Donald Trump is creating more undocumented immigrants in the United States

Donald Trump’s misguided war on “bad hombres” is causing a lot of collateral damage.

Over the past three months, the Trump administration has targeted 250,000 law-abiding, tax-paying immigrants by stripping them of their legal status and turning them into the undocumented immigrants of tomorrow.

By canceling the Temporary Protected Status (TPS) for a quarter million Nicaraguans, Haitians, Sudanese, and Salvadorans, Trump is making the undocumented immigrant problem even worse in this country. And that’s not even counting the 800,000 immigrants affected by Trump’s decision to end Deferred Action for Childhood Arrivals, or DACA.

“This administration has now taken away lawful status from more than 1 million people, forcing them to live in the shadows or return to countries that are unstable and dangerous,” Mary Meg McCarthy, executive director of the National Immigrant Justice Center (NIJC) said in a statement. McCarthy called Trump’s decision “reckless” and “inhumane.”

The decision on Monday to cancel TPS for some 195,000 Salvadorans is particularly cruel. Similar to the Nicaraguans, whose TPS was terminated in November, many of the Salvadoran immigrants came to the U.S. as young children— in some cases nearly two decades ago.

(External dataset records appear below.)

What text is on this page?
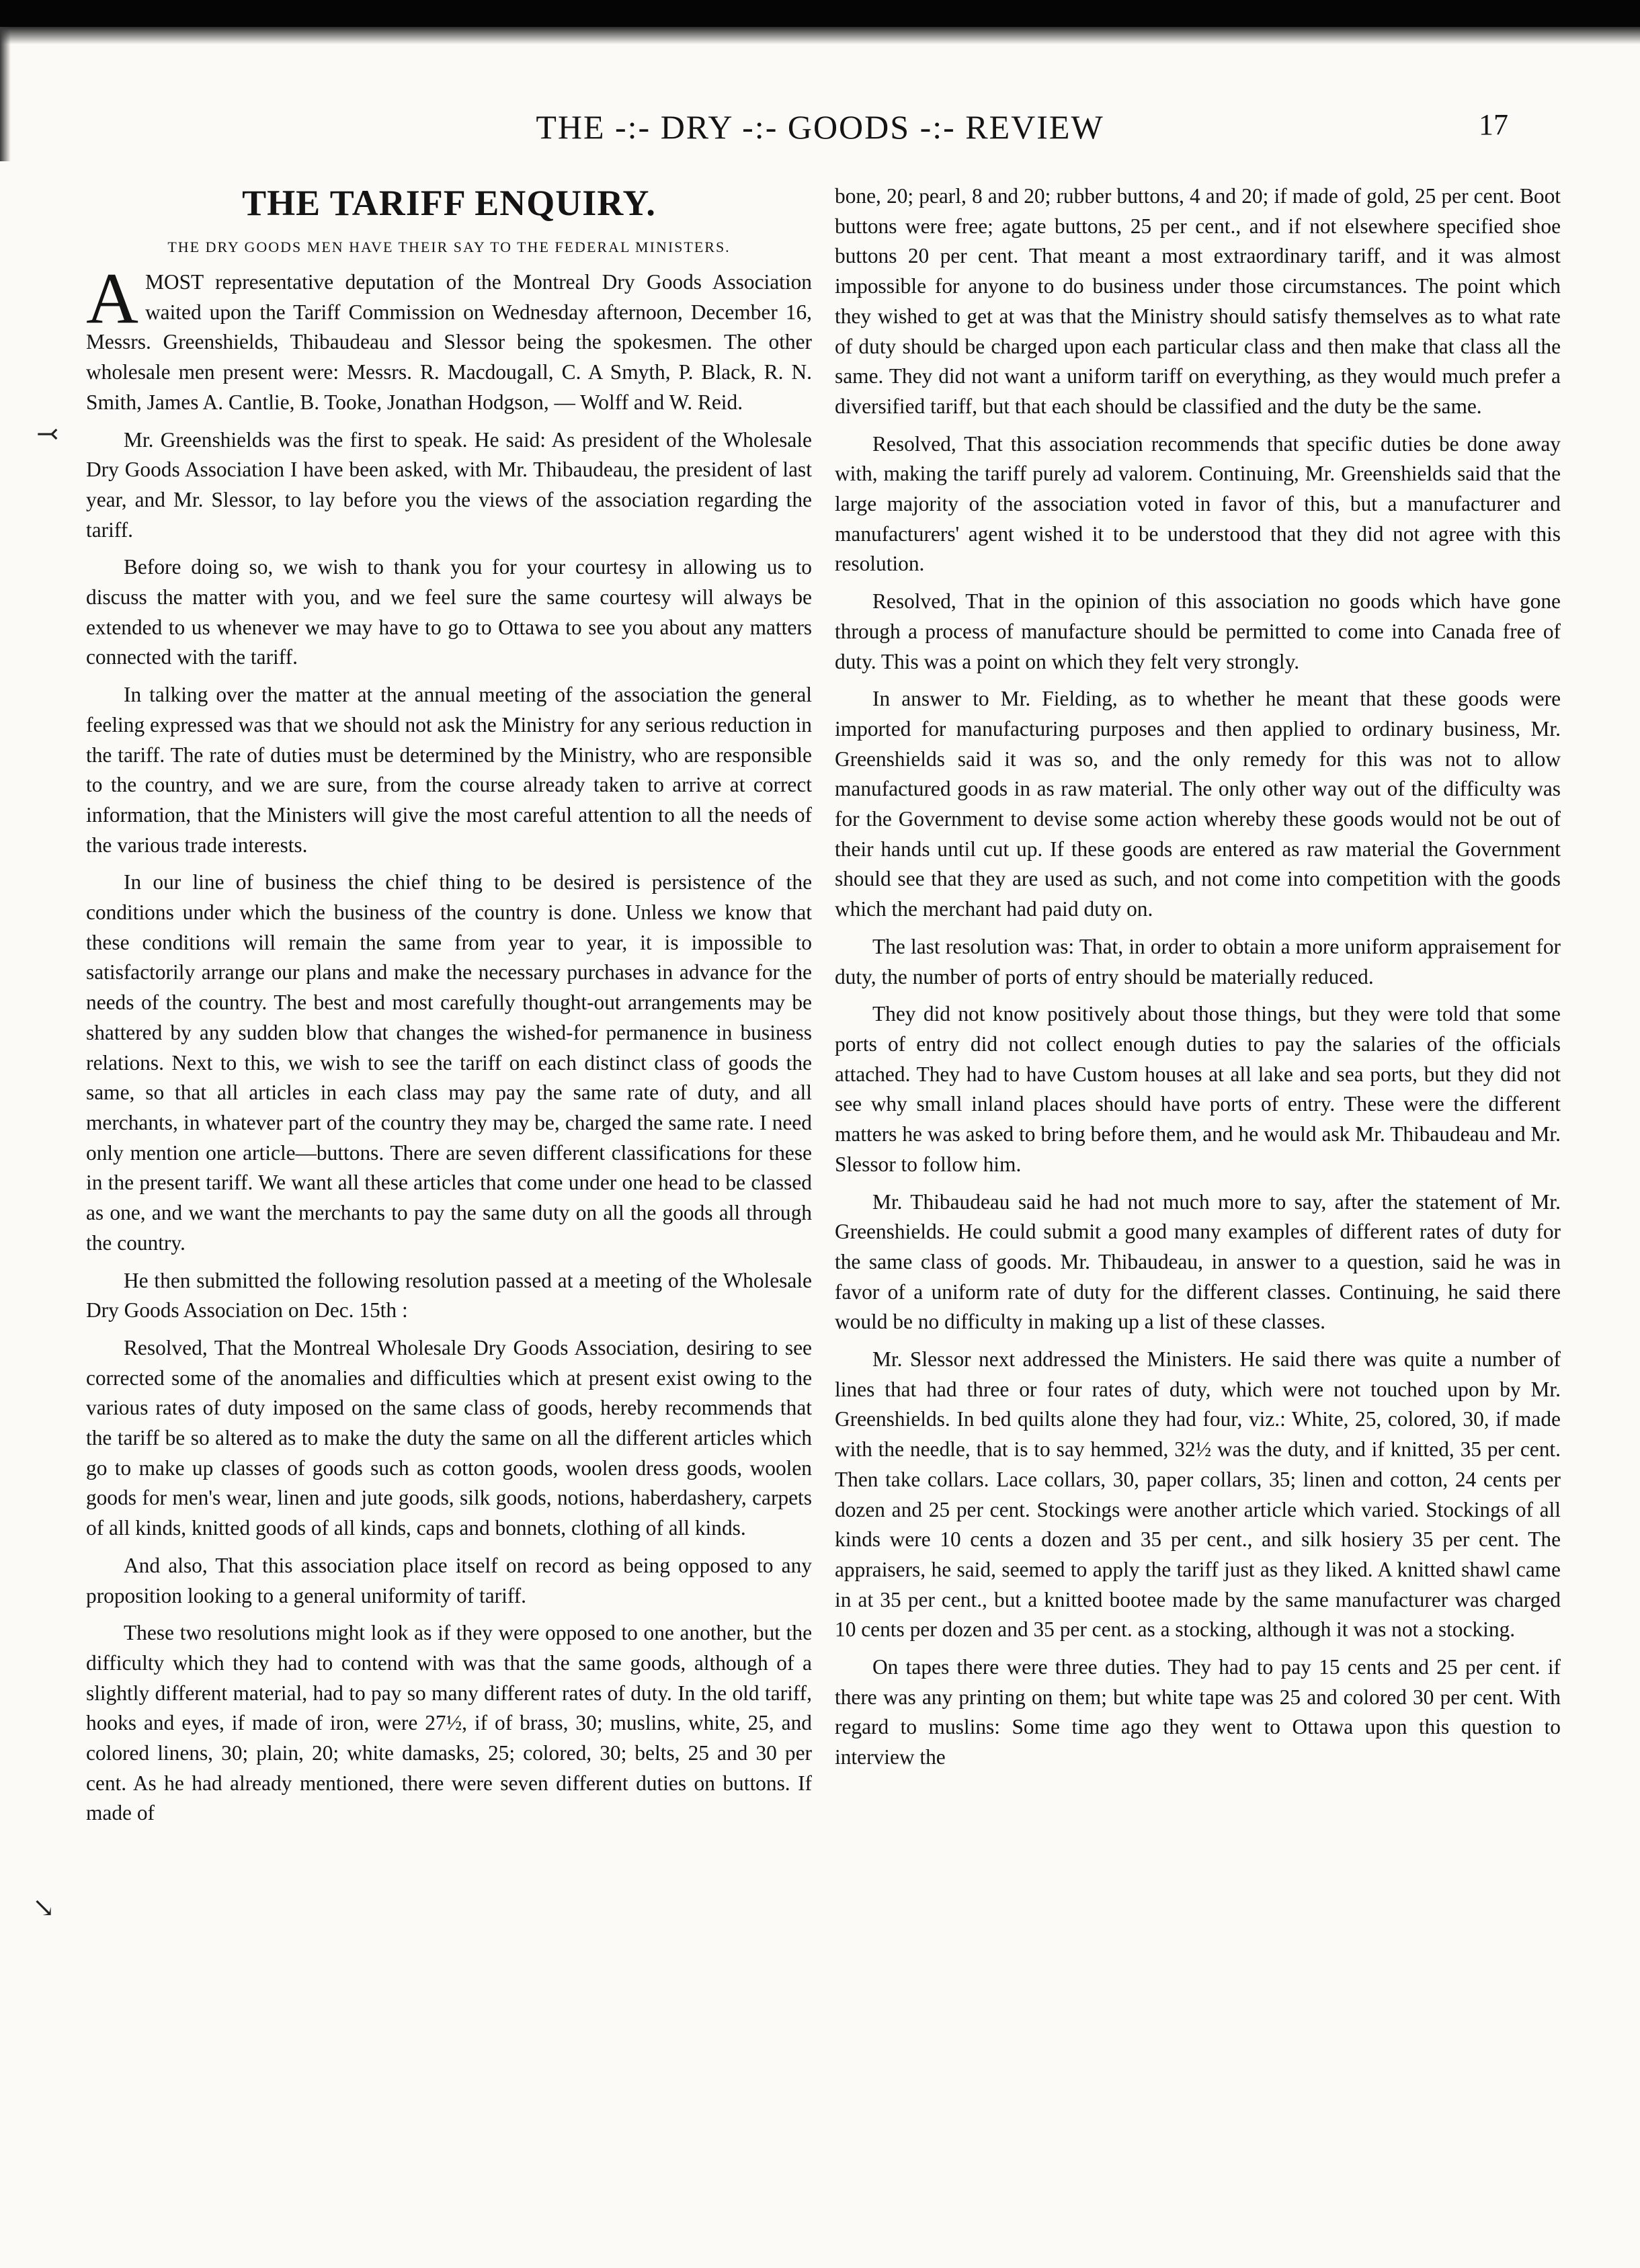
⤙
↘
THE -:- DRY -:- GOODS -:- REVIEW	17
THE TARIFF ENQUIRY.
THE DRY GOODS MEN HAVE THEIR SAY TO THE FEDERAL MINISTERS.

AMOST representative deputation of the Montreal Dry Goods Association waited upon the Tariff Commission on Wednesday afternoon, December 16, Messrs. Greenshields, Thibaudeau and Slessor being the spokesmen. The other wholesale men present were: Messrs. R. Macdougall, C. A Smyth, P. Black, R. N. Smith, James A. Cantlie, B. Tooke, Jonathan Hodgson, — Wolff and W. Reid.

Mr. Greenshields was the first to speak. He said: As president of the Wholesale Dry Goods Association I have been asked, with Mr. Thibaudeau, the president of last year, and Mr. Slessor, to lay before you the views of the association regarding the tariff.

Before doing so, we wish to thank you for your courtesy in allowing us to discuss the matter with you, and we feel sure the same courtesy will always be extended to us whenever we may have to go to Ottawa to see you about any matters connected with the tariff.

In talking over the matter at the annual meeting of the association the general feeling expressed was that we should not ask the Ministry for any serious reduction in the tariff. The rate of duties must be determined by the Ministry, who are responsible to the country, and we are sure, from the course already taken to arrive at correct information, that the Ministers will give the most careful attention to all the needs of the various trade interests.

In our line of business the chief thing to be desired is persistence of the conditions under which the business of the country is done. Unless we know that these conditions will remain the same from year to year, it is impossible to satisfactorily arrange our plans and make the necessary purchases in advance for the needs of the country. The best and most carefully thought-out arrangements may be shattered by any sudden blow that changes the wished-for permanence in business relations. Next to this, we wish to see the tariff on each distinct class of goods the same, so that all articles in each class may pay the same rate of duty, and all merchants, in whatever part of the country they may be, charged the same rate. I need only mention one article—buttons. There are seven different classifications for these in the present tariff. We want all these articles that come under one head to be classed as one, and we want the merchants to pay the same duty on all the goods all through the country.

He then submitted the following resolution passed at a meeting of the Wholesale Dry Goods Association on Dec. 15th :

Resolved, That the Montreal Wholesale Dry Goods Association, desiring to see corrected some of the anomalies and difficulties which at present exist owing to the various rates of duty imposed on the same class of goods, hereby recommends that the tariff be so altered as to make the duty the same on all the different articles which go to make up classes of goods such as cotton goods, woolen dress goods, woolen goods for men's wear, linen and jute goods, silk goods, notions, haberdashery, carpets of all kinds, knitted goods of all kinds, caps and bonnets, clothing of all kinds.

And also, That this association place itself on record as being opposed to any proposition looking to a general uniformity of tariff.

These two resolutions might look as if they were opposed to one another, but the difficulty which they had to contend with was that the same goods, although of a slightly different material, had to pay so many different rates of duty. In the old tariff, hooks and eyes, if made of iron, were 27½, if of brass, 30; muslins, white, 25, and colored linens, 30; plain, 20; white damasks, 25; colored, 30; belts, 25 and 30 per cent. As he had already mentioned, there were seven different duties on buttons. If made of

bone, 20; pearl, 8 and 20; rubber buttons, 4 and 20; if made of gold, 25 per cent. Boot buttons were free; agate buttons, 25 per cent., and if not elsewhere specified shoe buttons 20 per cent. That meant a most extraordinary tariff, and it was almost impossible for anyone to do business under those circumstances. The point which they wished to get at was that the Ministry should satisfy themselves as to what rate of duty should be charged upon each particular class and then make that class all the same. They did not want a uniform tariff on everything, as they would much prefer a diversified tariff, but that each should be classified and the duty be the same.

Resolved, That this association recommends that specific duties be done away with, making the tariff purely ad valorem. Continuing, Mr. Greenshields said that the large majority of the association voted in favor of this, but a manufacturer and manufacturers' agent wished it to be understood that they did not agree with this resolution.

Resolved, That in the opinion of this association no goods which have gone through a process of manufacture should be permitted to come into Canada free of duty. This was a point on which they felt very strongly.

In answer to Mr. Fielding, as to whether he meant that these goods were imported for manufacturing purposes and then applied to ordinary business, Mr. Greenshields said it was so, and the only remedy for this was not to allow manufactured goods in as raw material. The only other way out of the difficulty was for the Government to devise some action whereby these goods would not be out of their hands until cut up. If these goods are entered as raw material the Government should see that they are used as such, and not come into competition with the goods which the merchant had paid duty on.

The last resolution was: That, in order to obtain a more uniform appraisement for duty, the number of ports of entry should be materially reduced.

They did not know positively about those things, but they were told that some ports of entry did not collect enough duties to pay the salaries of the officials attached. They had to have Custom houses at all lake and sea ports, but they did not see why small inland places should have ports of entry. These were the different matters he was asked to bring before them, and he would ask Mr. Thibaudeau and Mr. Slessor to follow him.

Mr. Thibaudeau said he had not much more to say, after the statement of Mr. Greenshields. He could submit a good many examples of different rates of duty for the same class of goods. Mr. Thibaudeau, in answer to a question, said he was in favor of a uniform rate of duty for the different classes. Continuing, he said there would be no difficulty in making up a list of these classes.

Mr. Slessor next addressed the Ministers. He said there was quite a number of lines that had three or four rates of duty, which were not touched upon by Mr. Greenshields. In bed quilts alone they had four, viz.: White, 25, colored, 30, if made with the needle, that is to say hemmed, 32½ was the duty, and if knitted, 35 per cent. Then take collars. Lace collars, 30, paper collars, 35; linen and cotton, 24 cents per dozen and 25 per cent. Stockings were another article which varied. Stockings of all kinds were 10 cents a dozen and 35 per cent., and silk hosiery 35 per cent. The appraisers, he said, seemed to apply the tariff just as they liked. A knitted shawl came in at 35 per cent., but a knitted bootee made by the same manufacturer was charged 10 cents per dozen and 35 per cent. as a stocking, although it was not a stocking.

On tapes there were three duties. They had to pay 15 cents and 25 per cent. if there was any printing on them; but white tape was 25 and colored 30 per cent. With regard to muslins: Some time ago they went to Ottawa upon this question to interview the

The U.S. is the only country many of them have ever known.

Not only is Trump’s decision nasty, it’s also stupid. By ripping apart communities, families, and lives, the Trump administration will needlessly imperil the lives, safety and economic security of thousands of people who get deported to gang-ravaged El Salvador, increasing the emigration push factor.

“The hardline decision doesn’t accomplish anything beyond energizing Trump’s narrow political base,” says Michael Shifter, president of the Inter-American Dialogue. “It is largely self defeating and heartless, contrary to longstanding U.S. values and interest in Central American stability.”

The mass deportation of Salvadorans will also deliver a serious blow to El Salvador’s vulnerable economy, which leans heavily on the $4.5 billion in remittances sent home each year by family members living abroad.

“The economic hit will be double— not just a need for El Salvador to create additional jobs for returning citizens, but also a potential sharp reduction in remittances,” says Eric Farnsworth, vice president of the Council of the Americas. “The U.S. economy will also suffer, particularly in construction and the service sector. Those Salvadorans who do not return will be forced into the underground economy, thus increasing the problem of illegal immigration overnight.”

The Salvadoran government estimates that upwards of 50% of Salvadorans with TPS could be eligible to apply for permanent residency in the U.S., requiring an organizational campaign of herculean proportions by El Salvador’s consulates across the U.S.

Still, that leaves some 100,000 Salvadorans without a Plan B legal alternative who will now face deportation after September 2019.

To put that number in perspective, 20,538 Salvadorans were removed from the U.S. in 2016, according to ICE. El Salvador—along with Mexico, Guatemala, and Honduras— has long been a leading country of origin for immigrant removals from the U.S. Even so, deporting all the TPS overstays next year would represent an unthinkable five-fold increase in Salvadoran removals.

The last time El Salvador saw a wave of mass deportation on that scale that, it helped the MS-13 grow from a local California gang into the transnational monster that it is today. Similarly, the mass removal of Salvadorans would trigger a chain of events that would likely lead to increased emigration to the United States—one that Trump’s border wall posturing won’t be able to stop.

As with most things, Trump is tripping over his own ignorance and racism in an attempt to impose his myopic “America First” agenda. Once again, the president is confusing stupid with tough. He’s playing to the cheers of his “forgotten-man” base and making the United States a worse place in the process.